In the collection of narrative material and the subsequent analysis for this thesis, I draw inspiration from the uses of legal storytelling and narrative analysis, as developed by critical race theorists. The critical race theory (CRT) movement—according to Richard Delgado and Jean Stefancic (2001: 2), who are themselves critical race theorists—is “a collection of activists and scholars interested in studying and transforming the relationship among race, racism, and power”. CRT is built on “everyday experiences with perspective, viewpoint, and the power of stories and persuasion to come to a better understanding of how Americans see race” (Delgado & Stefancic 2001: 38); and legal storytelling and narrative analysis have been developed to present perspectives of colour in the legal system to achieve various ends—some of them, I argue, also very relevant for projects aiming for social transformation and justice, in the United States as well as Sweden, where whiteness is normative. These ends are described as follows:

Based on the premise that the members of a “country’s dominant racial group cannot easily grasp what it is like to be nonwhite”, well-told stories from and about members of marginalized groups—about the lives of black, brown and other people of colour—function to open a window into ignored or alternative realities. The hope is that these stories can help readers improve their understanding of what life is like for people who are marginalized (Delgado & Stefancic 2001: 39), and show that racism causes real harm to real people (Matsuda 1993: 43). Of course, no matter how well-told and engaging the story, uptake is not guaranteed due to interest convergence—people believe what benefits them—and the fact that empathy is in short supply (Delgado & Stefancic 2001: 41).

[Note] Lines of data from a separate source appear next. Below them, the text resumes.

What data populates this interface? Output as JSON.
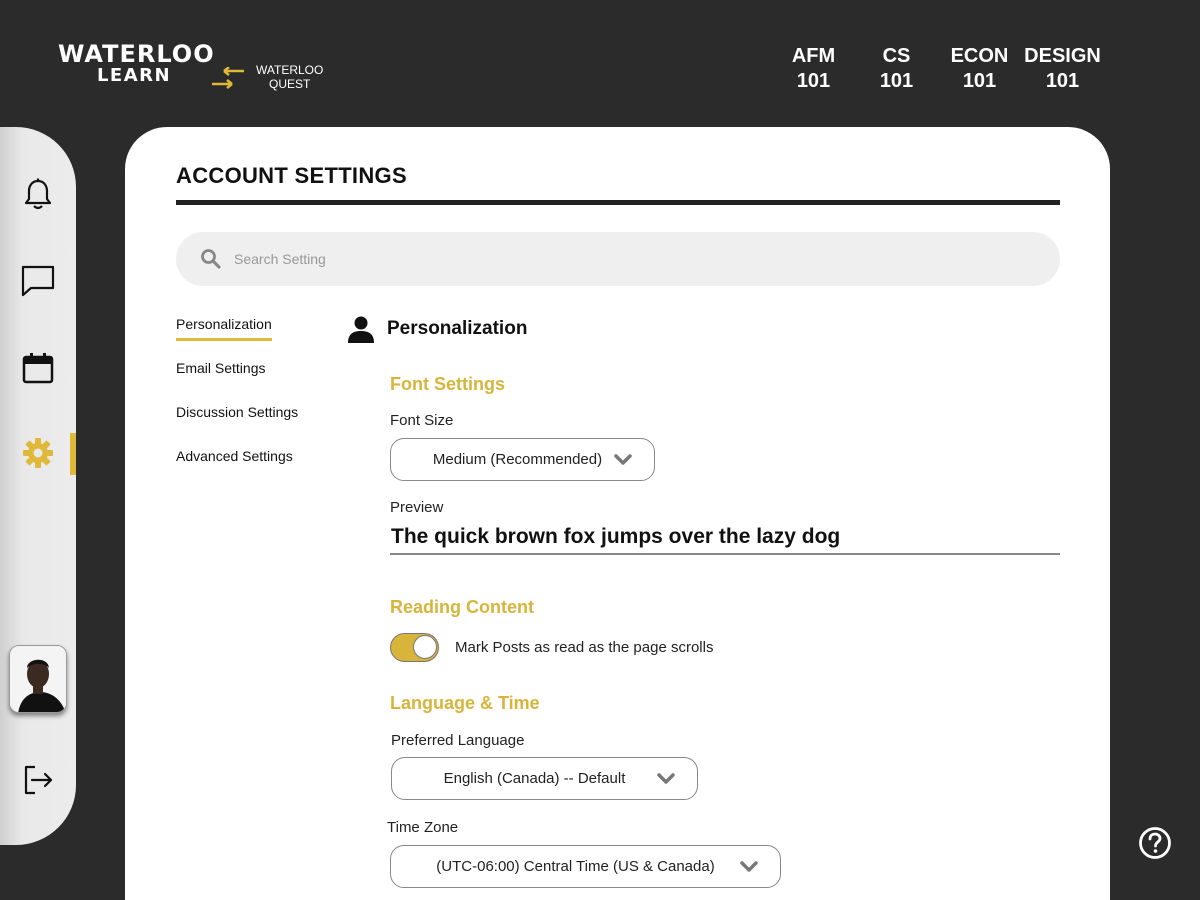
{
  "header": {
    "logo_line1": "WATERLOO",
    "logo_line2": "LEARN",
    "quest_line1": "WATERLOO",
    "quest_line2": "QUEST",
    "courses": [
      {
        "code": "AFM",
        "num": "101"
      },
      {
        "code": "CS",
        "num": "101"
      },
      {
        "code": "ECON",
        "num": "101"
      },
      {
        "code": "DESIGN",
        "num": "101"
      }
    ]
  },
  "sidebar": {
    "icons": [
      "bell-icon",
      "chat-icon",
      "calendar-icon",
      "gear-icon",
      "logout-icon"
    ],
    "active": "gear-icon"
  },
  "page": {
    "title": "ACCOUNT SETTINGS",
    "search_placeholder": "Search Setting"
  },
  "subnav": {
    "items": [
      "Personalization",
      "Email Settings",
      "Discussion Settings",
      "Advanced Settings"
    ],
    "active_index": 0
  },
  "personalization": {
    "heading": "Personalization",
    "font_settings": {
      "heading": "Font Settings",
      "font_size_label": "Font Size",
      "font_size_value": "Medium (Recommended)",
      "preview_label": "Preview",
      "preview_text": "The quick brown fox jumps over the lazy dog"
    },
    "reading_content": {
      "heading": "Reading Content",
      "toggle_label": "Mark Posts as read as the page scrolls",
      "toggle_on": true
    },
    "language_time": {
      "heading": "Language & Time",
      "language_label": "Preferred Language",
      "language_value": "English (Canada) -- Default",
      "timezone_label": "Time Zone",
      "timezone_value": "(UTC-06:00) Central Time (US & Canada)"
    }
  },
  "colors": {
    "accent": "#d9b43b",
    "background": "#2b2b2b",
    "panel": "#ffffff"
  }
}
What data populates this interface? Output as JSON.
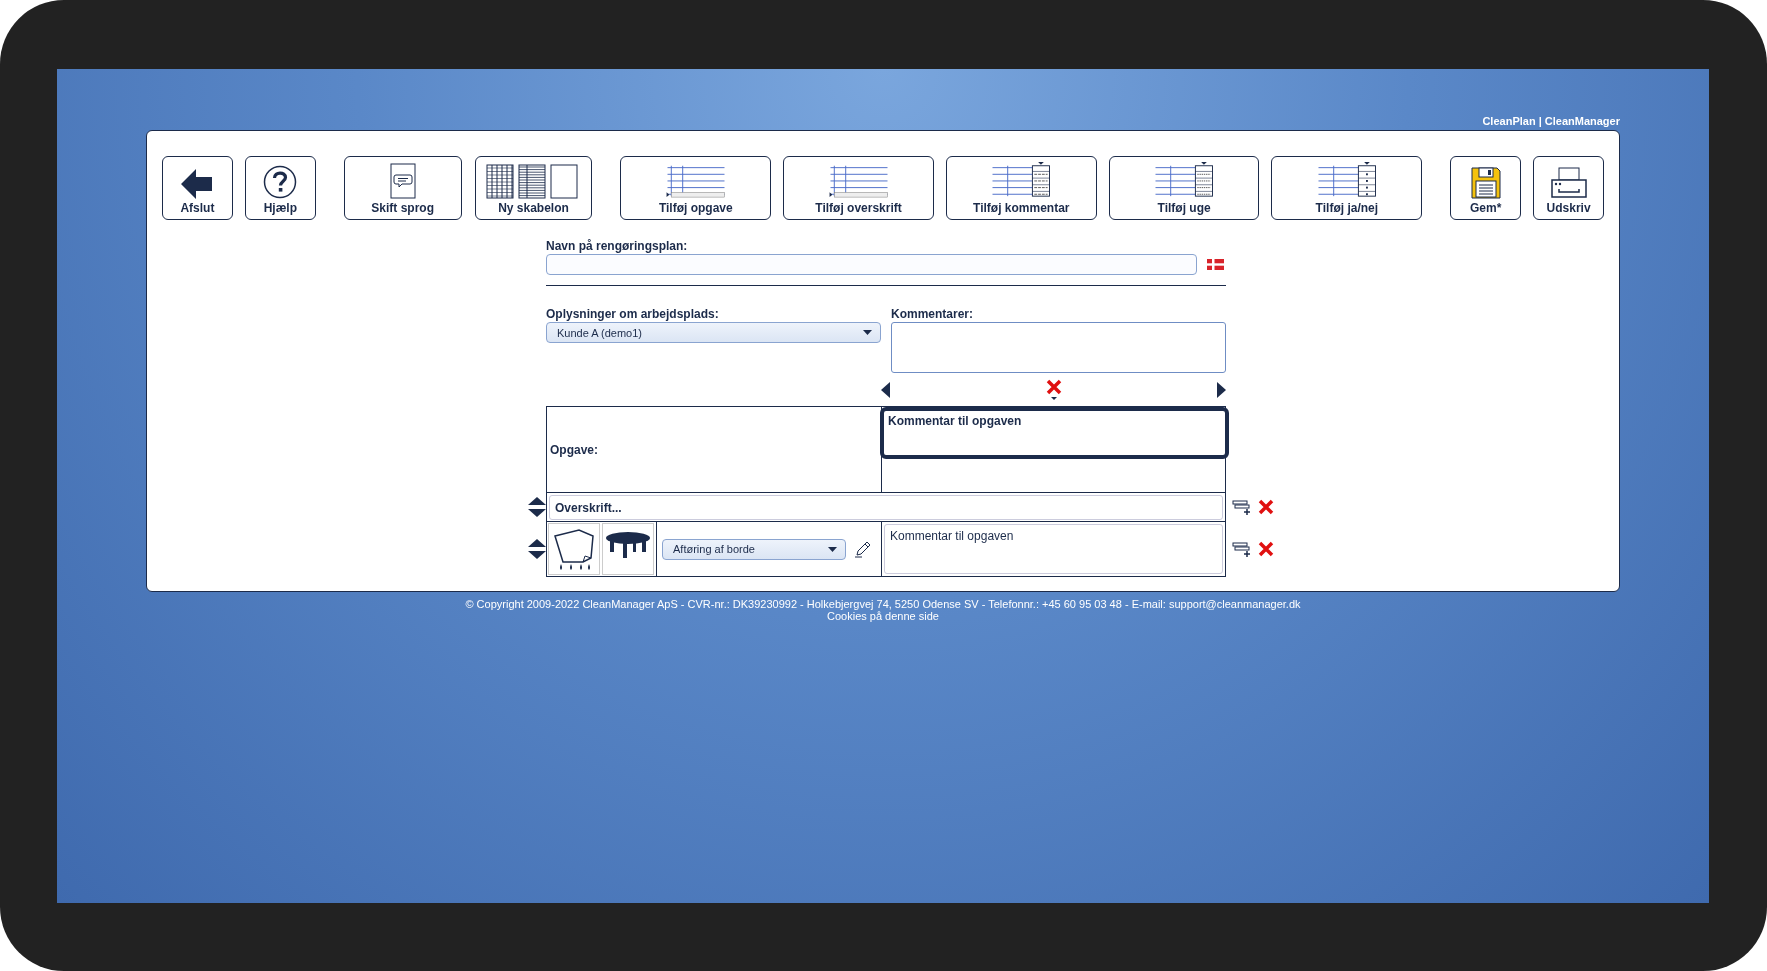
{
  "brand": "CleanPlan | CleanManager",
  "toolbar": [
    {
      "label": "Afslut",
      "kind": "exit"
    },
    {
      "label": "Hjælp",
      "kind": "help"
    },
    {
      "label": "Skift sprog",
      "kind": "language"
    },
    {
      "label": "Ny skabelon",
      "kind": "template"
    },
    {
      "label": "Tilføj opgave",
      "kind": "add-task"
    },
    {
      "label": "Tilføj overskrift",
      "kind": "add-heading"
    },
    {
      "label": "Tilføj kommentar",
      "kind": "add-comment"
    },
    {
      "label": "Tilføj uge",
      "kind": "add-week"
    },
    {
      "label": "Tilføj ja/nej",
      "kind": "add-yesno"
    },
    {
      "label": "Gem*",
      "kind": "save"
    },
    {
      "label": "Udskriv",
      "kind": "print"
    }
  ],
  "plan_name": {
    "label": "Navn på rengøringsplan:"
  },
  "workplace": {
    "label": "Oplysninger om arbejdsplads:",
    "value": "Kunde A (demo1)"
  },
  "comments": {
    "label": "Kommentarer:"
  },
  "task_table": {
    "header_label": "Opgave:",
    "comment_header": "Kommentar til opgaven",
    "heading_row": {
      "value": "Overskrift..."
    },
    "task_rows": [
      {
        "task": "Aftøring af borde",
        "comment": "Kommentar til opgaven"
      }
    ]
  },
  "footer": {
    "copyright": "© Copyright 2009-2022 CleanManager ApS - CVR-nr.: DK39230992 - Holkebjergvej 74, 5250 Odense SV - Telefonnr.: +45 60 95 03 48 - E-mail: support@cleanmanager.dk",
    "link": "Cookies på denne side"
  }
}
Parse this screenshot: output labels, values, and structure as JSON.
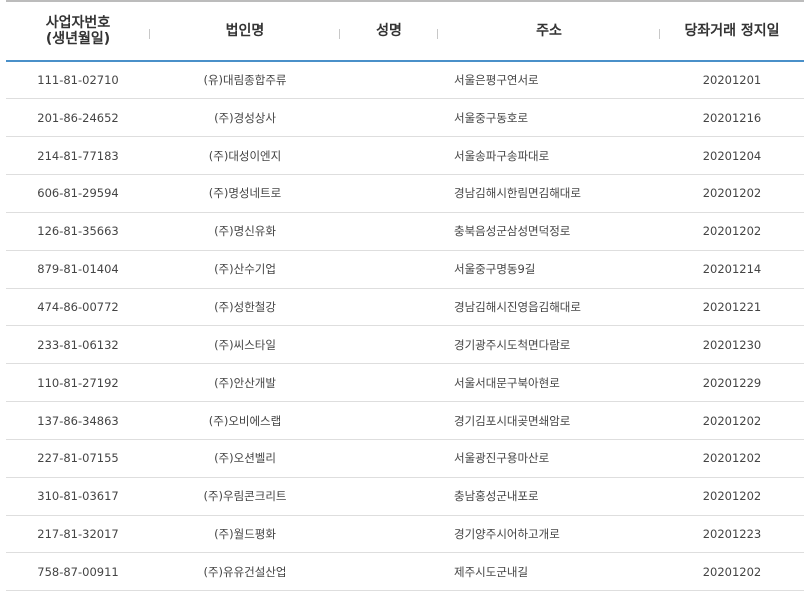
{
  "header": {
    "brn_line1": "사업자번호",
    "brn_line2": "(생년월일)",
    "corp": "법인명",
    "name": "성명",
    "address": "주소",
    "stop_date": "당좌거래 정지일"
  },
  "rows": [
    {
      "brn": "111-81-02710",
      "corp": "(유)대림종합주류",
      "name": "",
      "address": "서울은평구연서로",
      "date": "20201201"
    },
    {
      "brn": "201-86-24652",
      "corp": "(주)경성상사",
      "name": "",
      "address": "서울중구동호로",
      "date": "20201216"
    },
    {
      "brn": "214-81-77183",
      "corp": "(주)대성이엔지",
      "name": "",
      "address": "서울송파구송파대로",
      "date": "20201204"
    },
    {
      "brn": "606-81-29594",
      "corp": "(주)명성네트로",
      "name": "",
      "address": "경남김해시한림면김해대로",
      "date": "20201202"
    },
    {
      "brn": "126-81-35663",
      "corp": "(주)명신유화",
      "name": "",
      "address": "충북음성군삼성면덕정로",
      "date": "20201202"
    },
    {
      "brn": "879-81-01404",
      "corp": "(주)산수기업",
      "name": "",
      "address": "서울중구명동9길",
      "date": "20201214"
    },
    {
      "brn": "474-86-00772",
      "corp": "(주)성한철강",
      "name": "",
      "address": "경남김해시진영읍김해대로",
      "date": "20201221"
    },
    {
      "brn": "233-81-06132",
      "corp": "(주)씨스타일",
      "name": "",
      "address": "경기광주시도척면다람로",
      "date": "20201230"
    },
    {
      "brn": "110-81-27192",
      "corp": "(주)안산개발",
      "name": "",
      "address": "서울서대문구북아현로",
      "date": "20201229"
    },
    {
      "brn": "137-86-34863",
      "corp": "(주)오비에스랩",
      "name": "",
      "address": "경기김포시대곶면쇄암로",
      "date": "20201202"
    },
    {
      "brn": "227-81-07155",
      "corp": "(주)오션벨리",
      "name": "",
      "address": "서울광진구용마산로",
      "date": "20201202"
    },
    {
      "brn": "310-81-03617",
      "corp": "(주)우림콘크리트",
      "name": "",
      "address": "충남홍성군내포로",
      "date": "20201202"
    },
    {
      "brn": "217-81-32017",
      "corp": "(주)월드평화",
      "name": "",
      "address": "경기양주시어하고개로",
      "date": "20201223"
    },
    {
      "brn": "758-87-00911",
      "corp": "(주)유유건설산업",
      "name": "",
      "address": "제주시도군내길",
      "date": "20201202"
    }
  ]
}
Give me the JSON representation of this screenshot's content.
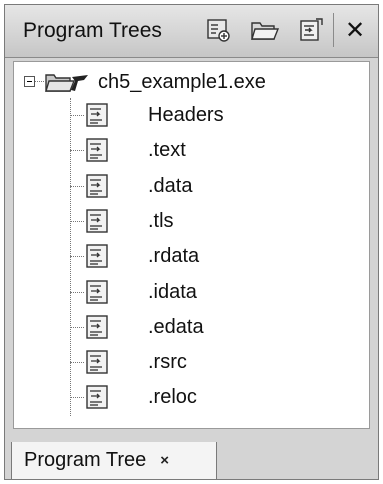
{
  "panel": {
    "title": "Program Trees",
    "toolbar": [
      {
        "name": "new-tree-icon"
      },
      {
        "name": "open-folder-icon"
      },
      {
        "name": "merge-tree-icon"
      },
      {
        "name": "close-icon",
        "glyph": "✕"
      }
    ]
  },
  "tree": {
    "root": {
      "label": "ch5_example1.exe",
      "icon": "program-folder-icon",
      "expanded": true
    },
    "children": [
      {
        "label": "Headers",
        "icon": "fragment-icon"
      },
      {
        "label": ".text",
        "icon": "fragment-icon"
      },
      {
        "label": ".data",
        "icon": "fragment-icon"
      },
      {
        "label": ".tls",
        "icon": "fragment-icon"
      },
      {
        "label": ".rdata",
        "icon": "fragment-icon"
      },
      {
        "label": ".idata",
        "icon": "fragment-icon"
      },
      {
        "label": ".edata",
        "icon": "fragment-icon"
      },
      {
        "label": ".rsrc",
        "icon": "fragment-icon"
      },
      {
        "label": ".reloc",
        "icon": "fragment-icon"
      }
    ]
  },
  "tabs": [
    {
      "label": "Program Tree",
      "close": "×"
    }
  ]
}
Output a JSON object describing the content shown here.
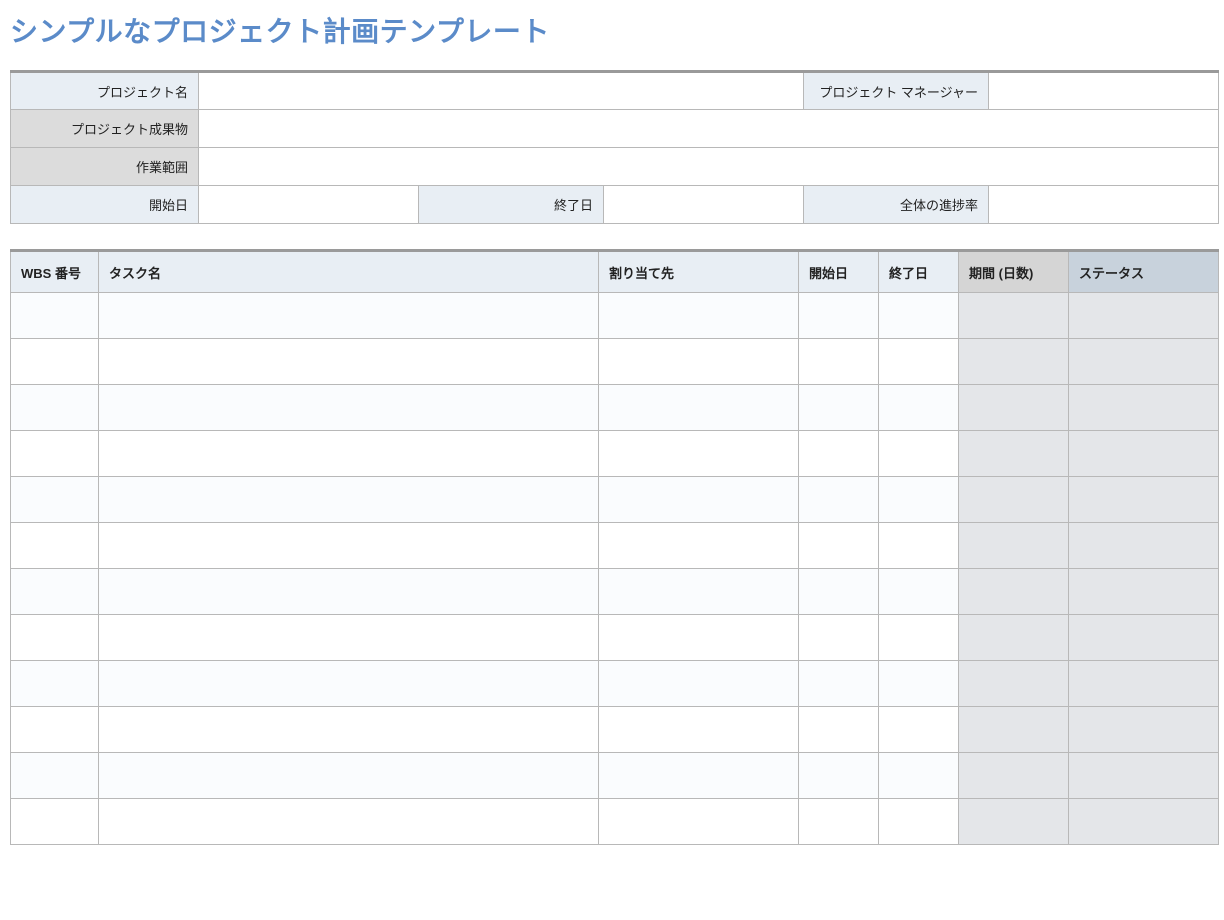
{
  "title": "シンプルなプロジェクト計画テンプレート",
  "info": {
    "projectNameLabel": "プロジェクト名",
    "projectNameValue": "",
    "projectManagerLabel": "プロジェクト マネージャー",
    "projectManagerValue": "",
    "deliverableLabel": "プロジェクト成果物",
    "deliverableValue": "",
    "scopeLabel": "作業範囲",
    "scopeValue": "",
    "startDateLabel": "開始日",
    "startDateValue": "",
    "endDateLabel": "終了日",
    "endDateValue": "",
    "progressLabel": "全体の進捗率",
    "progressValue": ""
  },
  "columns": {
    "wbs": "WBS 番号",
    "task": "タスク名",
    "assignee": "割り当て先",
    "start": "開始日",
    "end": "終了日",
    "duration": "期間 (日数)",
    "status": "ステータス"
  },
  "rows": [
    {
      "wbs": "",
      "task": "",
      "assignee": "",
      "start": "",
      "end": "",
      "duration": "",
      "status": ""
    },
    {
      "wbs": "",
      "task": "",
      "assignee": "",
      "start": "",
      "end": "",
      "duration": "",
      "status": ""
    },
    {
      "wbs": "",
      "task": "",
      "assignee": "",
      "start": "",
      "end": "",
      "duration": "",
      "status": ""
    },
    {
      "wbs": "",
      "task": "",
      "assignee": "",
      "start": "",
      "end": "",
      "duration": "",
      "status": ""
    },
    {
      "wbs": "",
      "task": "",
      "assignee": "",
      "start": "",
      "end": "",
      "duration": "",
      "status": ""
    },
    {
      "wbs": "",
      "task": "",
      "assignee": "",
      "start": "",
      "end": "",
      "duration": "",
      "status": ""
    },
    {
      "wbs": "",
      "task": "",
      "assignee": "",
      "start": "",
      "end": "",
      "duration": "",
      "status": ""
    },
    {
      "wbs": "",
      "task": "",
      "assignee": "",
      "start": "",
      "end": "",
      "duration": "",
      "status": ""
    },
    {
      "wbs": "",
      "task": "",
      "assignee": "",
      "start": "",
      "end": "",
      "duration": "",
      "status": ""
    },
    {
      "wbs": "",
      "task": "",
      "assignee": "",
      "start": "",
      "end": "",
      "duration": "",
      "status": ""
    },
    {
      "wbs": "",
      "task": "",
      "assignee": "",
      "start": "",
      "end": "",
      "duration": "",
      "status": ""
    },
    {
      "wbs": "",
      "task": "",
      "assignee": "",
      "start": "",
      "end": "",
      "duration": "",
      "status": ""
    }
  ]
}
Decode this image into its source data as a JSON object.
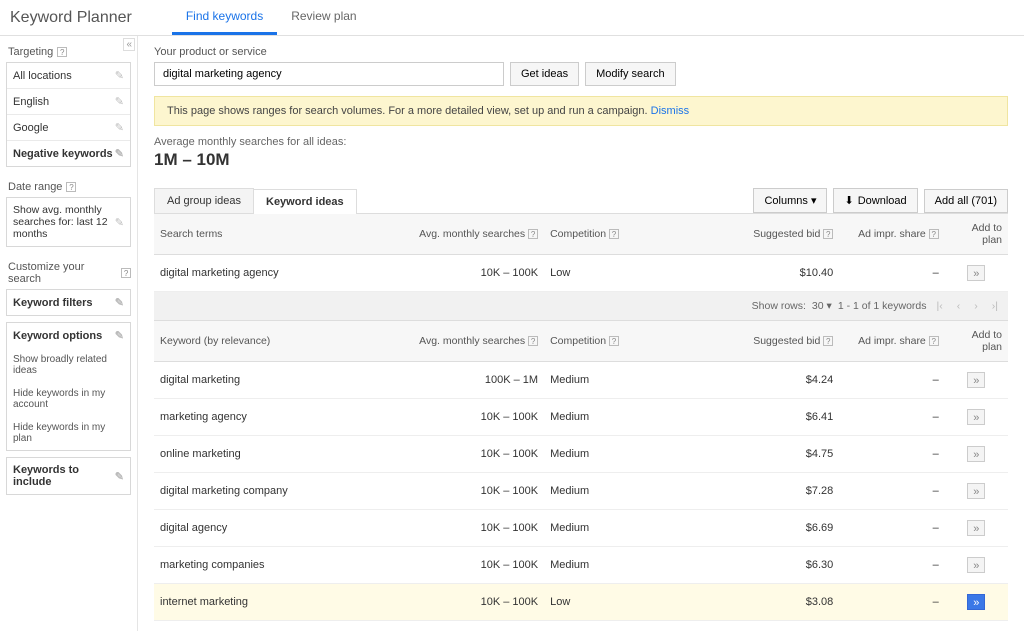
{
  "header": {
    "title": "Keyword Planner",
    "tabs": {
      "find": "Find keywords",
      "review": "Review plan"
    }
  },
  "sidebar": {
    "targeting": {
      "title": "Targeting",
      "locations": "All locations",
      "language": "English",
      "network": "Google",
      "negative": "Negative keywords"
    },
    "daterange": {
      "title": "Date range",
      "text": "Show avg. monthly searches for: last 12 months"
    },
    "customize": {
      "title": "Customize your search",
      "filters": "Keyword filters",
      "options_title": "Keyword options",
      "opt1": "Show broadly related ideas",
      "opt2": "Hide keywords in my account",
      "opt3": "Hide keywords in my plan",
      "include": "Keywords to include"
    }
  },
  "form": {
    "label": "Your product or service",
    "value": "digital marketing agency",
    "get_ideas": "Get ideas",
    "modify": "Modify search"
  },
  "notice": {
    "text": "This page shows ranges for search volumes. For a more detailed view, set up and run a campaign. ",
    "dismiss": "Dismiss"
  },
  "summary": {
    "label": "Average monthly searches for all ideas:",
    "value": "1M – 10M"
  },
  "tabs": {
    "adgroup": "Ad group ideas",
    "keyword": "Keyword ideas"
  },
  "actions": {
    "columns": "Columns",
    "download": "Download",
    "addall": "Add all (701)"
  },
  "cols": {
    "search_terms": "Search terms",
    "keyword_rel": "Keyword (by relevance)",
    "avg": "Avg. monthly searches",
    "comp": "Competition",
    "bid": "Suggested bid",
    "impr": "Ad impr. share",
    "addplan": "Add to plan"
  },
  "pager": {
    "showrows": "Show rows:",
    "rows": "30",
    "range": "1 - 1 of 1 keywords"
  },
  "search_terms": [
    {
      "term": "digital marketing agency",
      "avg": "10K – 100K",
      "comp": "Low",
      "bid": "$10.40",
      "impr": "–"
    }
  ],
  "keywords": [
    {
      "term": "digital marketing",
      "avg": "100K – 1M",
      "comp": "Medium",
      "bid": "$4.24",
      "impr": "–",
      "hl": false
    },
    {
      "term": "marketing agency",
      "avg": "10K – 100K",
      "comp": "Medium",
      "bid": "$6.41",
      "impr": "–",
      "hl": false
    },
    {
      "term": "online marketing",
      "avg": "10K – 100K",
      "comp": "Medium",
      "bid": "$4.75",
      "impr": "–",
      "hl": false
    },
    {
      "term": "digital marketing company",
      "avg": "10K – 100K",
      "comp": "Medium",
      "bid": "$7.28",
      "impr": "–",
      "hl": false
    },
    {
      "term": "digital agency",
      "avg": "10K – 100K",
      "comp": "Medium",
      "bid": "$6.69",
      "impr": "–",
      "hl": false
    },
    {
      "term": "marketing companies",
      "avg": "10K – 100K",
      "comp": "Medium",
      "bid": "$6.30",
      "impr": "–",
      "hl": false
    },
    {
      "term": "internet marketing",
      "avg": "10K – 100K",
      "comp": "Low",
      "bid": "$3.08",
      "impr": "–",
      "hl": true
    }
  ]
}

Delgado and Stefancic (2001: 44) refer to a concept by philosopher Jean-François Lyotard to further illustrate the value of narratives for marginalized people: the differend, which occurs “when a concept such as justice acquires conflicting meanings for two groups”. For example, when the prevailing conception of justice deprives a person from the chance to express a grievance in terms that the system would understand, the person is then a victim of the differend (this scenario is similar to what is described in the case of Carmita Wood in section 4.4 on epistemic injustice). Narratives and stories can be ‘spaces’ where ideas can be fleshed out, abstractions can be grounded (Tamboukou 2015c: 121), and a language provided to “bridge the gaps in imagination and conception that give rise to the differend”—thus helping to reduce alienation for marginalized people, and simultaneously “offering opportunities for members of the majority group to meet them halfway” (Delgado & Stefancic 2001: 44).